IV. Loyalty vs. Self-Respect
Criticisms of the actions of both women may be seen in the context of self-respect; however, the dominating factor would be permutations of loyalty, to self, family, and country. Linda was never given the chance to discover her husband’s ills, but clearly it is loyalty that carries her through, in many ways. The inquiry about her self-respect will result in arguable terms, since Linda was simply patterned against the woman of the 1940s, whose choices were relatively limited and mandated.

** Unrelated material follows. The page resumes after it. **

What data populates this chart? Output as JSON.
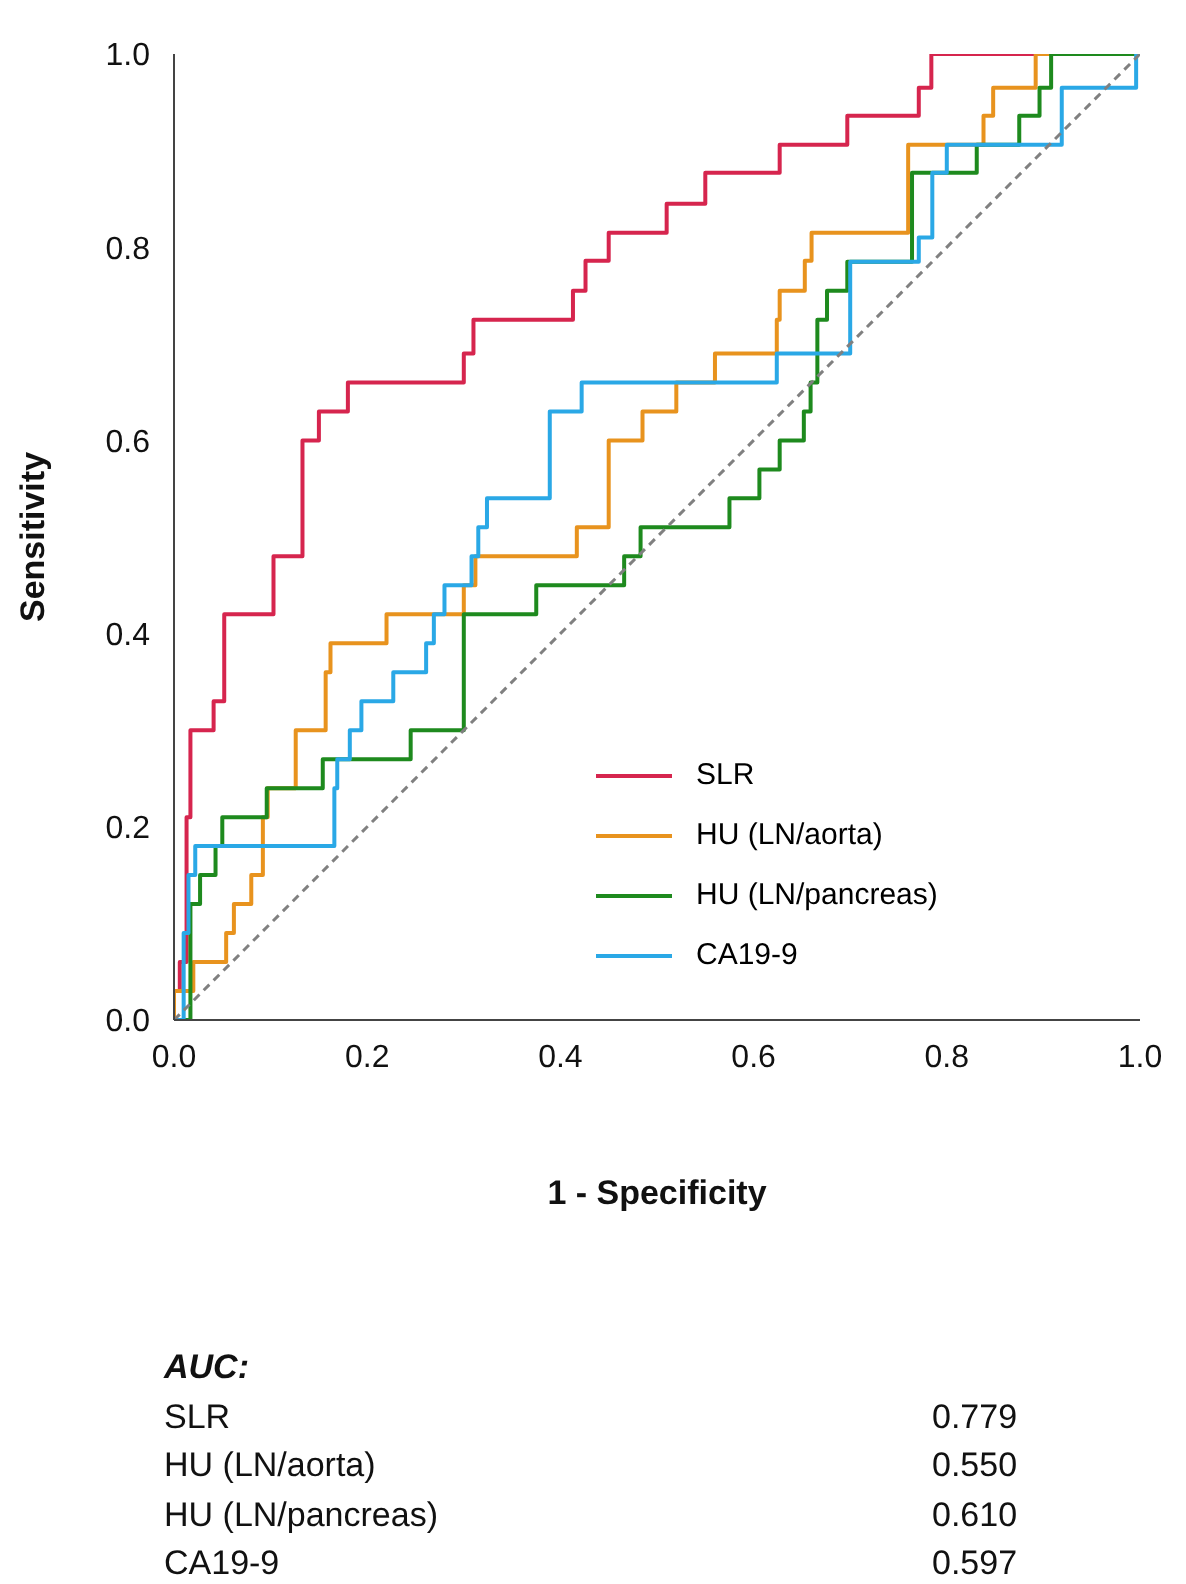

While some may argue that Hillary Clinton possibly had only loyalty and no self-respect, it would be efficient to analyze her environment—completely public, prone to over-exposure, with her or her husband’s actions making the whole political system quite vulnerable. Education, without this particular setting, may have led Hillary to file for divorce straightaway; after all, she was the aggrieved party. But it takes a person of exceptional intelligence to understand the consequences of one’s actions, in this case, loss of confidence in Bill Clinton’s government, and disillusionment in the ideals of family and marriage. The choices available to Hillary were plentiful—some of which may have included opportunities to hold public office—and she preferred to take on the less aggressive stance, which demonstrated her level of maturity and self-confidence.
Marriage is the union of two individuals, bound by mutual love, trust, and respect for each other. Though this has remained unquestioned throughout the years, the change in level of knowledge and education in either party ultimately plays a significant role in modifying the essence of marriage. Because of this, it is no longer typical to accept things as they are, without question, and provide the needed support for a spouse as Linda Loman did. Reason and logic are needed to combine with love, understanding and acceptance for support to make sense; and this is exactly how Hillary conducted herself through the whole Lewinsky debacle.
It then would be safe to assume that a woman’s sense of self, independent of her husband, allows for behavior that surpasses the typical and expected. Hillary Clinton is therefore the prime example of the modern American woman; on an equal level with her husband, yet with the ability to comprehend and accept human foibles without subscribing to the conventions of society.
“Hillary Rodham Clinton”. The White House. 24 February 2009
Miller, Arthur. “Death of a Salesman”. Literature: Reading Fiction, Poetry, Drama, and
the Essay. Ed. Robert DiYanni. New York: McGraw-Hill, Inc., 1990. 1297-1367.